Even after Supreme Court snub, Bristol Myers pleads for rehearing in bid to revive $1.2B award

After Amgen's recent advance in its patent feud with Regeneron and Sanofi, Bristol Myers Squibb is turning to the Supreme Court—yet again—in a bid to revive a blockbuster verdict.

Bristol Myers Squibb's CAR-T unit Juno Therapeutics wants the high court to rehear its petition to revive a $1.2 billion win in its dispute over Gilead Sciences’ cell therapy Yescarta. The Supreme Court rejected BMS' appeal earlier this month, about a year after a federal appeals court overturned the fine against Gilead’s Kite Pharma for allegedly copying and commercializing patented CAR-T technology.

The intellectual property imbroglio originated with Juno and Sloan Kettering Institute for Cancer Research, which together sued Kite in 2017. 

The Supreme Court already declined to hear BMS’ case earlier this month. But the company and its cell therapy division Juno have been emboldened by a recent win for Amgen in another case BMS claims “involve[s] the very same sentence of the very same statute."

Petitioning the Supreme Court to reconsider patent losses rarely pans out for drugmakers, but the Hail Mary bid turned out positively for Amgen this fall. In early November, the Supreme Court said it would let Amgen argue to resurrect a pair of Repatha patents that were put on ice back in 2019. A spokesperson for Regeneron said the company expects the justices to reach a decision by the end of June.

The outcome of Amgen’s case “is likely to at least affect, if not be outcome-determinative of, this case,” BMS’ Juno said in a court filing published this week.

Juno added that—like Amgen—it's ginned up considerable support on its side of the aisle.

Whether the Supreme Court feels differently about BMS’ case in the wake of its Amgen decision remains to be seen. Still, the initial rejection wasn’t much of a shock, as the Supreme Court in general rarely takes up patent cases on appeal, intellectual property lawyer Ronald Cahill explained in a recent interview with Fierce.
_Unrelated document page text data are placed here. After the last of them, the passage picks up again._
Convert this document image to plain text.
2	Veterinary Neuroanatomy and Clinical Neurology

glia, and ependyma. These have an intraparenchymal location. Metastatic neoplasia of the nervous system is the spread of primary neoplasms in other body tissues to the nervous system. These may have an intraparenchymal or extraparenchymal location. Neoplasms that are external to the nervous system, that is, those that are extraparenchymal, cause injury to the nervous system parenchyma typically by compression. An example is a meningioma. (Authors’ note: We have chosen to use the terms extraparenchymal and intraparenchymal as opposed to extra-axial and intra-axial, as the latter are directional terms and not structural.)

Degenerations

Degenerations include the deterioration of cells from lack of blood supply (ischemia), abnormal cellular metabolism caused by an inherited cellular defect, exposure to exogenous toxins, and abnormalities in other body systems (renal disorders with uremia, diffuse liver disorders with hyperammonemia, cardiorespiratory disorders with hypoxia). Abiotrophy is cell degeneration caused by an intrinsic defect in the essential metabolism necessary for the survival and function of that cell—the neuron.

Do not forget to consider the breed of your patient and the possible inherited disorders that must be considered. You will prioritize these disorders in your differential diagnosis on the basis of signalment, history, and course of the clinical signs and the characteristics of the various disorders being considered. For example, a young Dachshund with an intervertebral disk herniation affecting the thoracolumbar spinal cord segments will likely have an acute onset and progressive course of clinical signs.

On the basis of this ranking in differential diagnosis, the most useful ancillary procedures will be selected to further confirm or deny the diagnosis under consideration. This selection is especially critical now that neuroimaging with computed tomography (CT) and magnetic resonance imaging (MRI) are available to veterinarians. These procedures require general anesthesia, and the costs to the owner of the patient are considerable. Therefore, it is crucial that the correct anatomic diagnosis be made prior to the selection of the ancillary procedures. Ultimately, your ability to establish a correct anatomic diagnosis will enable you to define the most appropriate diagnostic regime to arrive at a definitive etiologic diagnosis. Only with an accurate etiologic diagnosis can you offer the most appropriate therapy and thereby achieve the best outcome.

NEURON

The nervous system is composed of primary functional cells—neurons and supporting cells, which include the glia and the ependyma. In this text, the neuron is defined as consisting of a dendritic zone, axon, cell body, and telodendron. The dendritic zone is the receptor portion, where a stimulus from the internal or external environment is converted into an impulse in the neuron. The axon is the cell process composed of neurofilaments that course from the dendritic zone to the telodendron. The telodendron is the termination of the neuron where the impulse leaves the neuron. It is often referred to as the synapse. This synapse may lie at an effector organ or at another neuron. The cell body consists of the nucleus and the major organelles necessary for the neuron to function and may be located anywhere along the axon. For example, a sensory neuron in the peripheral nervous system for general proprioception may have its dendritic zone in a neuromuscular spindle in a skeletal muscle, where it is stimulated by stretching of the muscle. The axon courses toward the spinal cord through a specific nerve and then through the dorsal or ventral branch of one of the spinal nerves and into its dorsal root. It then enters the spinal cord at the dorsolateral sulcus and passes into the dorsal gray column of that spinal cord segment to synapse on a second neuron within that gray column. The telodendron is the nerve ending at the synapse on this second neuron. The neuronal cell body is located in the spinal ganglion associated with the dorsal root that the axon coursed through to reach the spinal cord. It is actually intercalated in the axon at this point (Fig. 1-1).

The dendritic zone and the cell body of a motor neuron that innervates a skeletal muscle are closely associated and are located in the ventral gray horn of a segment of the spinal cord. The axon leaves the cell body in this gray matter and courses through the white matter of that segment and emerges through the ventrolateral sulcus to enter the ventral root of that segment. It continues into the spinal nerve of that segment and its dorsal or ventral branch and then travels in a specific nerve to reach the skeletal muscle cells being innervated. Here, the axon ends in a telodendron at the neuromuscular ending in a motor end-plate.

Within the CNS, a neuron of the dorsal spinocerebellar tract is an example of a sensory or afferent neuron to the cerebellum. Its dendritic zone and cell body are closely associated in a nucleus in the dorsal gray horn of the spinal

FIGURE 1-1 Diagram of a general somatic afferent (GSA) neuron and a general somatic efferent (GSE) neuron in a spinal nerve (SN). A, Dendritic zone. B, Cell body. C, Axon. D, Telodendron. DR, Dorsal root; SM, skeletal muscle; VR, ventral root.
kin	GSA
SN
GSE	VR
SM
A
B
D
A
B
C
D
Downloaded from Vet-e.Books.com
After a two-week trial in 2019, jurors originally ordered Gilead's Kite to shell out $752 million to Juno and Sloan Kettering. Kite’s attempts to overturn that loss failed and in April 2020 a judge concluded the infringement had been “willful,” raising the award to $1.2 billion. Later, a federal appeals court overturned the fine completely, finding the verdict was “not supported by substantial evidence.”